Caution should be applied in comparing our findings of sensitivity and specificity with other estimates, given our use of final clinical diagnosis as opposed to M. tuberculosis culture as the gold standard, as well as the relatively small sample sizes of published studies reporting sensitivity and specificity of GeneXpert® from gastrointestinal samples. The superiority of GeneXpert® over culture observed here may not be generalizable to settings with advanced expertise in M. tuberculosis culture (including recovery from contaminated samples) which may result in greater concordance between GeneXpert® and culture results. Ogawa culture medium used at the reference laboratory may have slightly lower sensitivity for M. tuberculosis detection than liquid culture media or other egg-based solid media such as Lowenstein-Jensen [19, 20]. Also, the laboratory lacked an electronic reporting system at the time of the study – since rectified – resulting in missing culture results in four instances where a GeneXpert® was available and positive.

Our findings emphasize the need for further investment in research and development of new tools to improve the diagnosis of gastrointestinal TB, especially the identification of novel systemic biomarkers for TB infection and disease leading to the availability of new in vitro assays.

The chief limitation of the study is the sample size. While the original cohort was relatively large for a study of gastrointestinal TB, not all people within the cohort were able to be included in the analysis, and as the majority of the cohort (75%) had a final diagnosis of TB, the number of non-TB cases was small. The sample size calculation for a descriptive study of a dichotomous variable (the dichotomous variable being diagnosis of TB or not among presenting patients) would indicate that 288 patients would be needed to be able to make estimates with 95% confidence (α = 0.05) if the proportion found to have TB was 75% [21]. The superiority of GeneXpert MTB/RIF over culture may not be reproducible in other international settings where culture facilities may be better supported. However, the reality is that high TB-burden settings often lack high-quality, accredited TB culture facilities; therefore, the findings are relevant to such settings.

We did not identify any cases of treatment failure within our study cohort. While 13% of TB cases in our cohort died, all deaths occurred less than 6 months after starting treatment. While our study was not powered to compare treatment regimens, we found no evidence that 6 months of treatment was less effective than a longer treatment course. This is consistent with a review by the Cochrane group which, although based on small numbers of patients, found no evidence that 6 months treatment duration was inadequate for treatment of gastrointestinal TB [22].

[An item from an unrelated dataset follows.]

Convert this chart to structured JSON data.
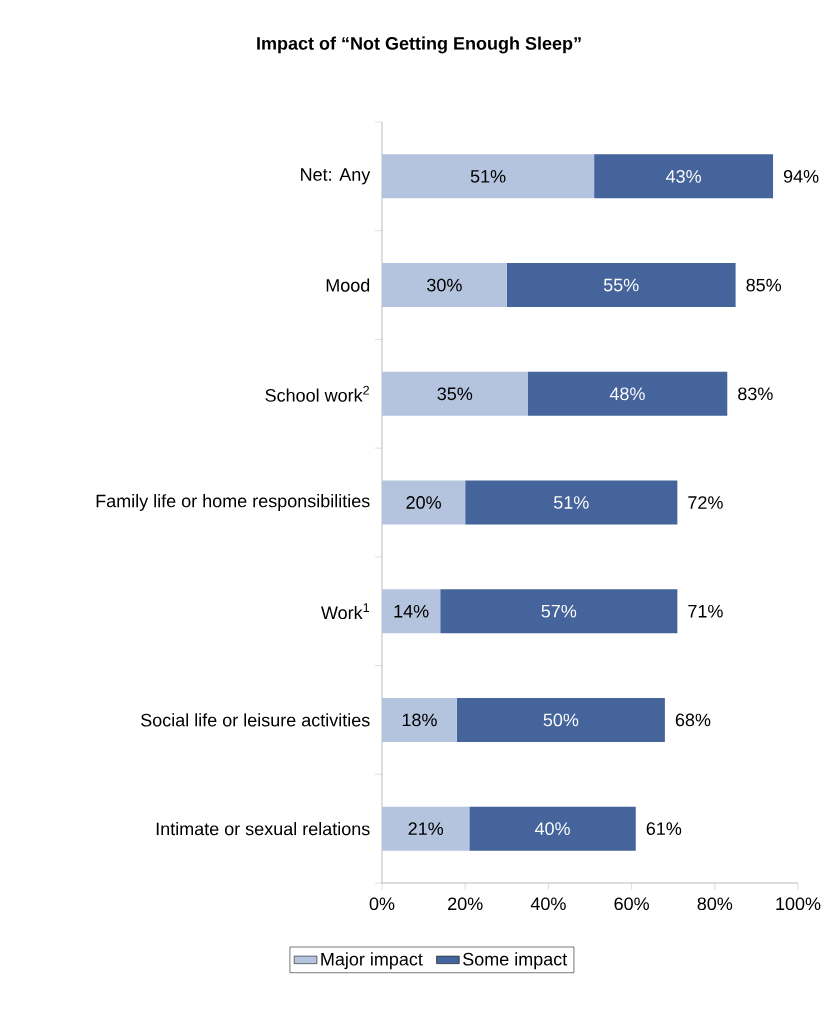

Gastrointestinal TB remains diagnostically challenging. An algorithm developed to classify patients presenting with suspected gastrointestinal TB cases was specific but insensitive. Testing of such algorithms in larger populations of patients with suspected gastrointestinal TB will reveal whether a composite clinical score could help categorize patients while awaiting, or in the absence of, further diagnostic information. Wider implementation of existing high-performing diagnostic tests such as GeneXpert® on extra-pulmonary samples, and ongoing investment in new diagnostics development, is needed. We recommend increased access to and uptake of GeneXpert® on gastrointestinal samples in suspected TB cases.